Elle nous a encore davantage convaincu que le vivant était au cœur de l’avenir. On a vu évoluer cette relation homme-animal pendant la pandémie, notamment à travers le réinvestissement de la ville par les animaux. Je pense que cette période marquera encore davantage notre prochain projet, puisque nous observons d’autres effets sur le long terme de la période que nous avons traversée. Des effets psychologiques, en matière d’organisation de la vie professionnelle, d’adaptation de nos sociétés et de nos institutions, nous nous sommes posé beaucoup de questions qu’il serait judicieux de ne pas abandonner avec la reprise.
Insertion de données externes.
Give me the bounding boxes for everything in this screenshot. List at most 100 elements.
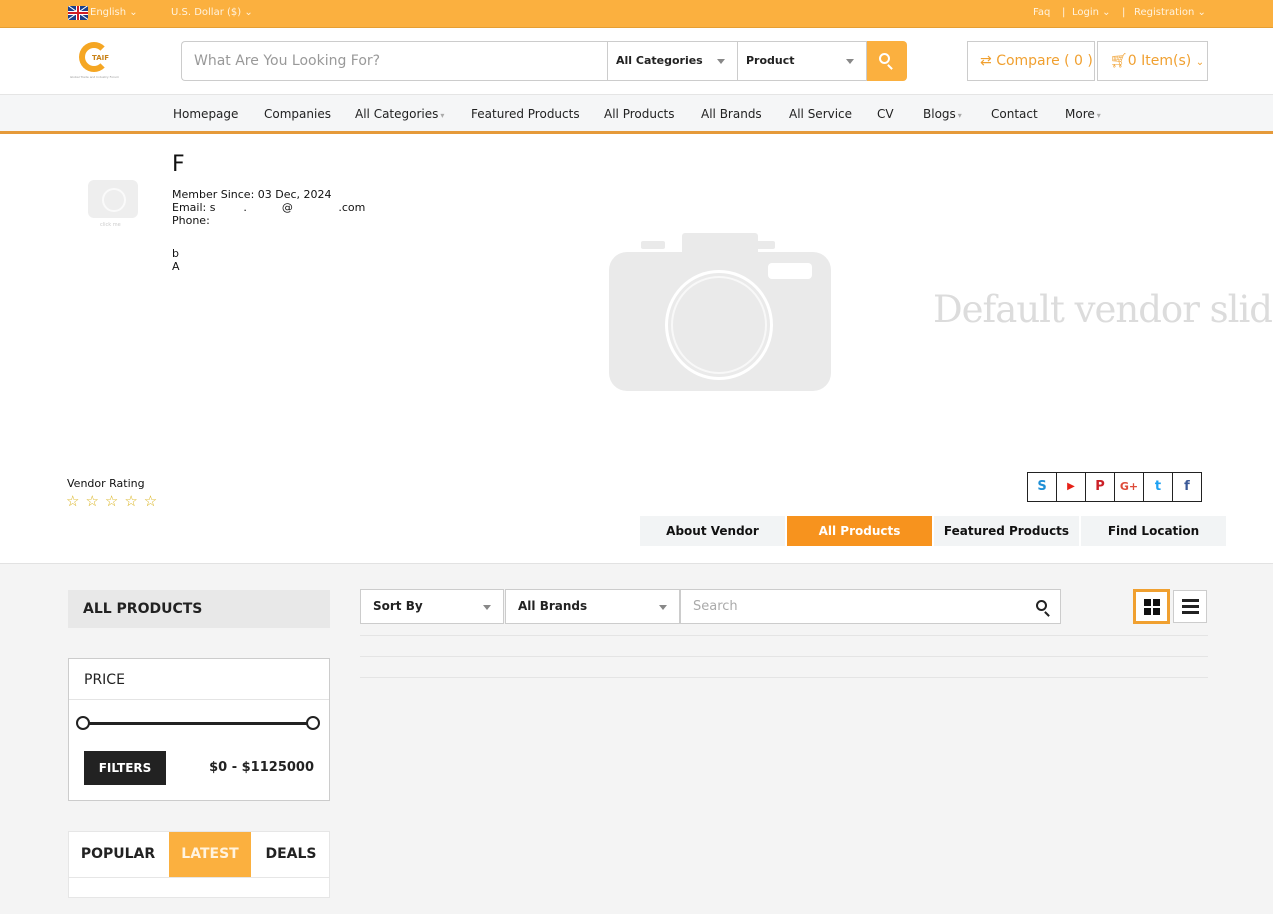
caret-down-icon: ▾ — [440, 111, 445, 120]
vendor-member-since: Member Since: 03 Dec, 2024 — [172, 188, 332, 201]
tab-find-location[interactable]: Find Location — [1081, 516, 1226, 546]
nav-homepage[interactable]: Homepage — [173, 107, 238, 121]
category-select[interactable]: All Categories — [607, 41, 738, 81]
chevron-down-icon: ⌄ — [244, 7, 253, 18]
currency-label: U.S. Dollar ($) — [171, 7, 242, 18]
social-links: S ▶ P G+ t f — [1027, 472, 1202, 502]
nav-label: Blogs — [923, 107, 956, 121]
nav-featured-products[interactable]: Featured Products — [471, 107, 580, 121]
nav-all-categories[interactable]: All Categories ▾ — [355, 107, 444, 121]
google-plus-icon[interactable]: G+ — [1114, 472, 1144, 502]
faq-link[interactable]: Faq — [1033, 7, 1050, 18]
tab-deals[interactable]: DEALS — [253, 832, 329, 877]
cart-icon: 🛒︎ — [1110, 53, 1128, 69]
divider — [360, 656, 1208, 657]
vendor-logo-placeholder — [88, 180, 138, 218]
chevron-down-icon: ⌄ — [1102, 7, 1111, 18]
tab-popular[interactable]: POPULAR — [69, 832, 167, 877]
login-label: Login — [1072, 7, 1099, 18]
brands-select[interactable]: All Brands — [505, 589, 680, 624]
vendor-slider-text: Default vendor slider — [933, 288, 1273, 331]
currency-selector[interactable]: U.S. Dollar ($) ⌄ — [171, 7, 253, 18]
price-filter: PRICE FILTERS $0 - $1125000 — [68, 658, 330, 801]
login-link[interactable]: Login ⌄ — [1072, 7, 1111, 18]
list-view-button[interactable] — [1173, 590, 1207, 623]
price-filter-title: PRICE — [84, 672, 125, 688]
skype-icon[interactable]: S — [1027, 472, 1057, 502]
nav-all-service[interactable]: All Service — [789, 107, 852, 121]
twitter-icon[interactable]: t — [1143, 472, 1173, 502]
filters-button[interactable]: FILTERS — [84, 751, 166, 785]
product-search-input[interactable]: Search — [680, 589, 1061, 624]
nav-more[interactable]: More ▾ — [1065, 107, 1101, 121]
youtube-icon[interactable]: ▶ — [1056, 472, 1086, 502]
logo-caption: Global Trade and Industry Forum — [70, 75, 120, 79]
chevron-down-icon: ⌄ — [129, 7, 138, 18]
tab-all-products[interactable]: All Products — [787, 516, 932, 546]
cart-label: 0 Item(s) — [1127, 53, 1192, 69]
nav-blogs[interactable]: Blogs ▾ — [923, 107, 962, 121]
caret-down-icon — [659, 605, 667, 610]
search-button[interactable] — [867, 41, 907, 81]
caret-down-icon — [483, 605, 491, 610]
nav-label: Homepage — [173, 107, 239, 121]
search-icon[interactable] — [1036, 600, 1047, 611]
exchange-icon: ⇄ — [980, 53, 992, 69]
nav-label: All Products — [604, 107, 675, 121]
nav-label: All Brands — [701, 107, 762, 121]
rating-stars-icon: ☆☆☆☆☆ — [66, 492, 164, 510]
price-slider-max-handle[interactable] — [306, 716, 320, 730]
nav-contact[interactable]: Contact — [991, 107, 1038, 121]
vendor-phone: Phone: — [172, 214, 210, 227]
nav-label: More — [1065, 107, 1095, 121]
nav-label: Featured Products — [471, 107, 580, 121]
main-search-input[interactable]: What Are You Looking For? — [181, 41, 607, 81]
compare-label: Compare ( 0 ) — [996, 53, 1093, 69]
caret-down-icon: ▾ — [1096, 111, 1101, 120]
registration-label: Registration — [1134, 7, 1195, 18]
pinterest-icon[interactable]: P — [1085, 472, 1115, 502]
chevron-down-icon: ⌄ — [1195, 57, 1205, 68]
tab-about-vendor[interactable]: About Vendor — [640, 516, 785, 546]
camera-placeholder-icon — [609, 233, 831, 391]
divider — [69, 699, 329, 700]
nav-companies[interactable]: Companies — [264, 107, 331, 121]
price-slider-min-handle[interactable] — [76, 716, 90, 730]
facebook-icon[interactable]: f — [1172, 472, 1202, 502]
cart-button[interactable]: 🛒︎0 Item(s) ⌄ — [1097, 41, 1208, 81]
site-logo[interactable]: TAIF Global Trade and Industry Forum — [70, 41, 120, 81]
language-selector[interactable]: English ⌄ — [90, 7, 138, 18]
divider — [360, 635, 1208, 636]
sidebar-heading: ALL PRODUCTS — [68, 590, 330, 628]
divider — [360, 677, 1208, 678]
vendor-name: F — [172, 152, 185, 177]
tab-featured-products[interactable]: Featured Products — [934, 516, 1079, 546]
tab-latest[interactable]: LATEST — [169, 832, 251, 877]
nav-cv[interactable]: CV — [877, 107, 894, 121]
logo-text: TAIF — [92, 54, 110, 62]
nav-label: All Service — [789, 107, 853, 121]
type-select[interactable]: Product — [737, 41, 867, 81]
caret-down-icon: ▾ — [957, 111, 962, 120]
search-placeholder: What Are You Looking For? — [194, 53, 381, 69]
grid-view-button[interactable] — [1133, 589, 1170, 624]
caret-down-icon — [846, 59, 854, 64]
vendor-info-line: A — [172, 260, 180, 273]
price-slider-track[interactable] — [89, 722, 317, 725]
nav-all-products[interactable]: All Products — [604, 107, 675, 121]
registration-link[interactable]: Registration ⌄ — [1134, 7, 1206, 18]
sort-by-select[interactable]: Sort By — [360, 589, 504, 624]
search-icon — [879, 53, 890, 64]
nav-label: CV — [877, 107, 894, 121]
sort-by-value: Sort By — [373, 599, 423, 613]
compare-button[interactable]: ⇄ Compare ( 0 ) — [967, 41, 1095, 81]
main-nav: Homepage Companies All Categories ▾ Featu… — [0, 94, 1273, 134]
category-select-value: All Categories — [616, 54, 703, 67]
price-range-value: $0 - $1125000 — [209, 760, 314, 775]
nav-all-brands[interactable]: All Brands — [701, 107, 762, 121]
type-select-value: Product — [746, 54, 795, 67]
top-bar: English ⌄ U.S. Dollar ($) ⌄ Faq | Login … — [0, 0, 1273, 28]
brands-value: All Brands — [518, 599, 588, 613]
vendor-info-line: b — [172, 247, 179, 260]
divider: | — [1122, 7, 1126, 18]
D’autres formes sont en train de naître qu’il s’agisse du numérique ou d’approches plus mobiles sur les territoires. Elles interrogent notre organisation interne et la relation aux compagnies, aux artistes. Nous n’avons pas fini de puiser dans cette matière.
Quelle est votre ambition sur le long terme ? En quoi ce dispositif pourrait-il bâtir les fondations d’un futur projet avec une dimension peut-être plus prescriptrice ?
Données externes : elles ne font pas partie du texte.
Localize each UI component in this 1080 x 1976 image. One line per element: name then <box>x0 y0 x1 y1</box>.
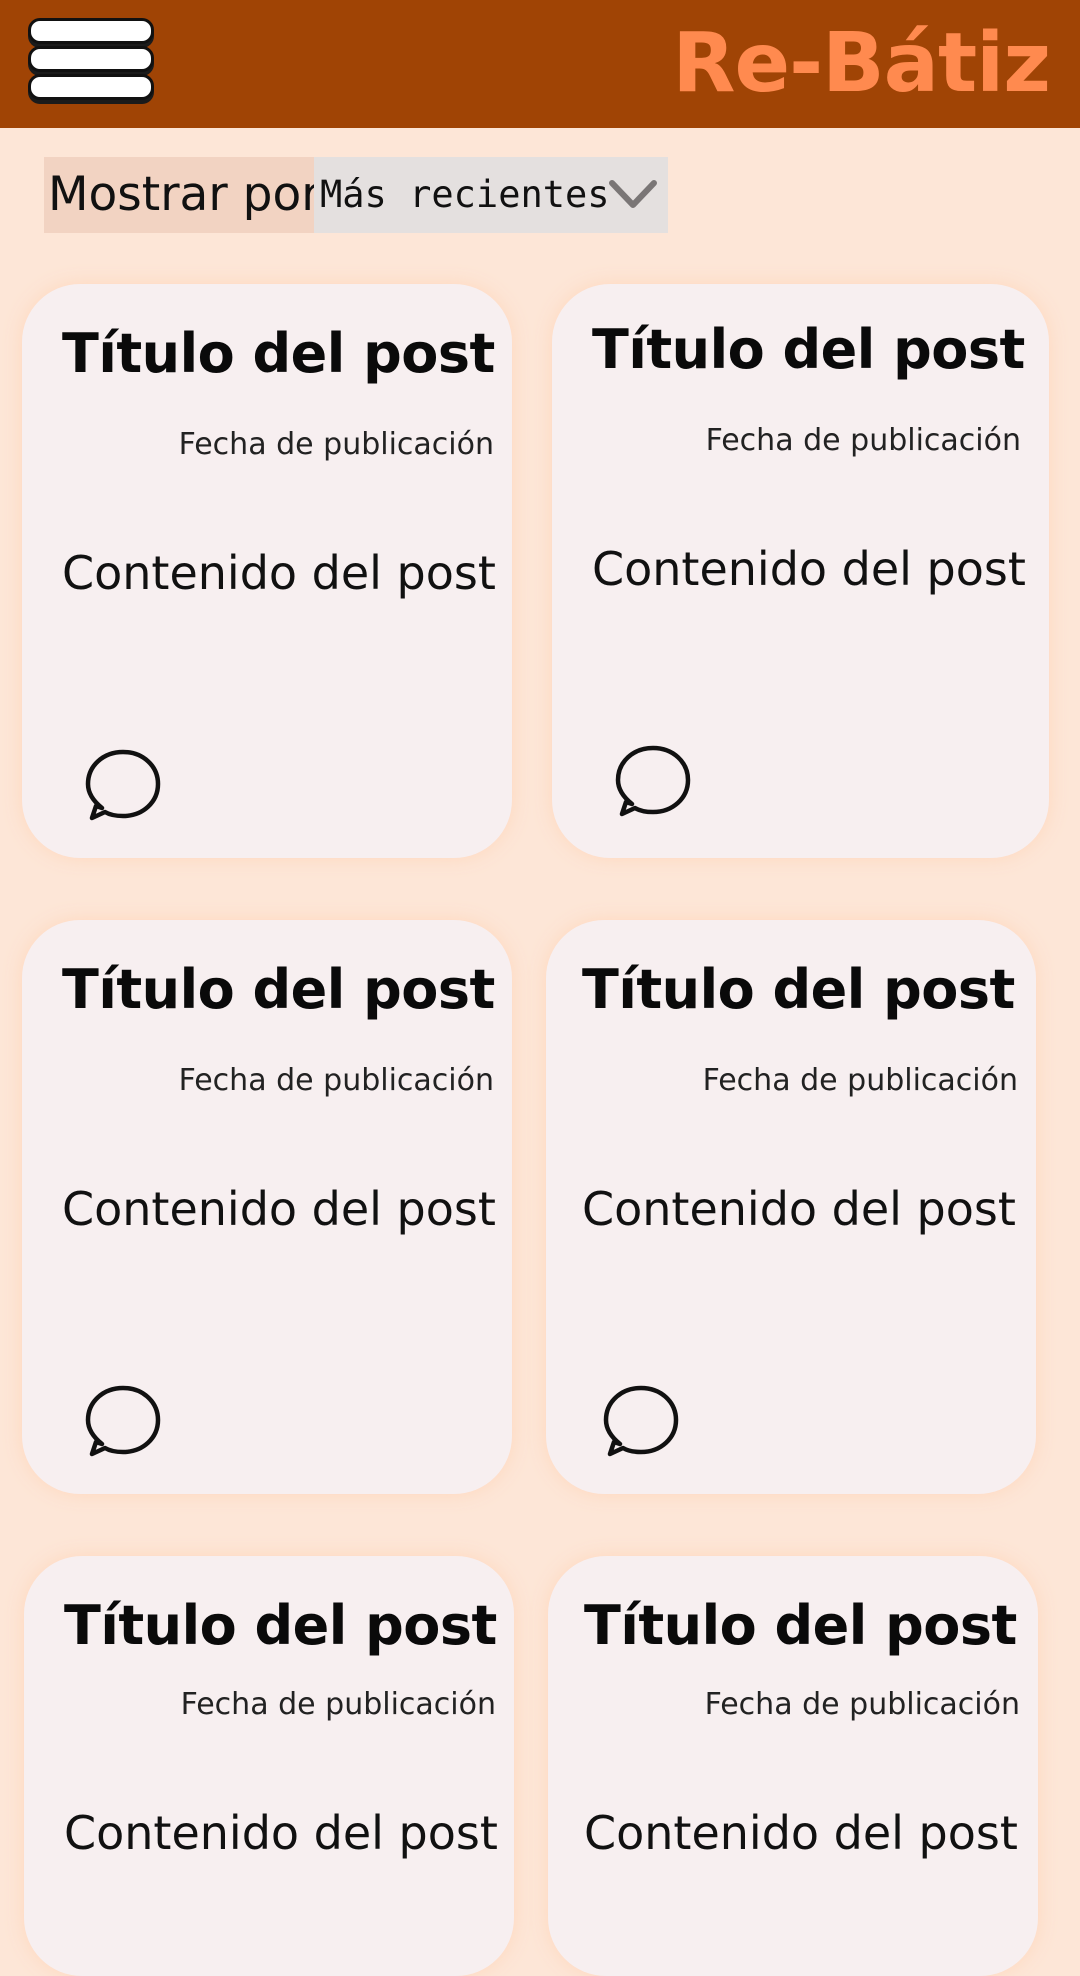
chevron-down-icon <box>609 180 657 208</box>
comment-icon[interactable] <box>602 1382 680 1460</box>
post-title[interactable]: Título del post <box>582 958 1015 1021</box>
post-title[interactable]: Título del post <box>62 958 495 1021</box>
post-date: Fecha de publicación <box>705 423 1021 458</box>
post-card[interactable]: Título del post Fecha de publicación Con… <box>552 284 1049 858</box>
post-content: Contenido del post <box>582 1182 1016 1236</box>
post-date: Fecha de publicación <box>178 427 494 462</box>
post-date: Fecha de publicación <box>178 1063 494 1098</box>
post-title[interactable]: Título del post <box>64 1594 497 1657</box>
post-title[interactable]: Título del post <box>62 322 495 385</box>
comment-icon[interactable] <box>84 746 162 824</box>
post-date: Fecha de publicación <box>180 1687 496 1722</box>
post-content: Contenido del post <box>584 1806 1018 1860</box>
post-card[interactable]: Título del post Fecha de publicación Con… <box>546 920 1036 1494</box>
hamburger-menu-icon <box>28 46 154 72</box>
post-card[interactable]: Título del post Fecha de publicación Con… <box>548 1556 1038 1976</box>
hamburger-menu-icon <box>28 74 154 100</box>
sort-label: Mostrar por <box>44 157 321 233</box>
post-card[interactable]: Título del post Fecha de publicación Con… <box>22 920 512 1494</box>
sort-bar: Mostrar por Más recientes <box>44 157 668 233</box>
hamburger-menu-icon <box>28 18 154 44</box>
brand-logo[interactable]: Re-Bátiz <box>672 4 1051 124</box>
comment-icon[interactable] <box>614 742 692 820</box>
post-title[interactable]: Título del post <box>584 1594 1017 1657</box>
post-card[interactable]: Título del post Fecha de publicación Con… <box>22 284 512 858</box>
app-header: Re-Bátiz <box>0 0 1080 128</box>
sort-dropdown[interactable]: Más recientes <box>314 157 668 233</box>
post-content: Contenido del post <box>62 546 496 600</box>
comment-icon[interactable] <box>84 1382 162 1460</box>
post-content: Contenido del post <box>64 1806 498 1860</box>
post-card[interactable]: Título del post Fecha de publicación Con… <box>24 1556 514 1976</box>
menu-button[interactable] <box>26 18 154 112</box>
post-title[interactable]: Título del post <box>592 318 1025 381</box>
post-content: Contenido del post <box>62 1182 496 1236</box>
post-date: Fecha de publicación <box>704 1687 1020 1722</box>
sort-selected-value: Más recientes <box>320 173 610 216</box>
post-content: Contenido del post <box>592 542 1026 596</box>
post-date: Fecha de publicación <box>702 1063 1018 1098</box>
« Modéliser des choses qui pourraient ensuite servir à d’autres théâtres »
Cela prend du temps, mais nous avons déjà échangé sur la possibilité, à travers une expérience, de modéliser des choses qui pourraient ensuite servir à d’autres théâtres. Il s’agit de savoir comment produire à l’aune de ces questions, comment organiser des tournées, comment arriver à une forme d’équilibre, s’il faut parler de bilan carbone, etc. Nous avions envie de réfléchir à des choses très concrètes sur ces sujets. Cette piste a été abordée il y a deux ans déjà, peut-être que la crise étant passée par là, nous allons pouvoir nous y pencher davantage dans les prochaines semaines.
Par ailleurs, on se rend compte que les projets européens sont compliqués à monter, avec de gros dossiers. Seules de grosses structures, très équipées en personnel, paraissent en capacité de les monter. Nous souhaitions faire en sorte qu’en montant des projets, nous puissions faire appel à tout un panel de partenaires plus proches de nous sur nos territoires (universités, associations, artistes et compagnies) pour que ces projets européens puissent aussi bénéficier à d’autres.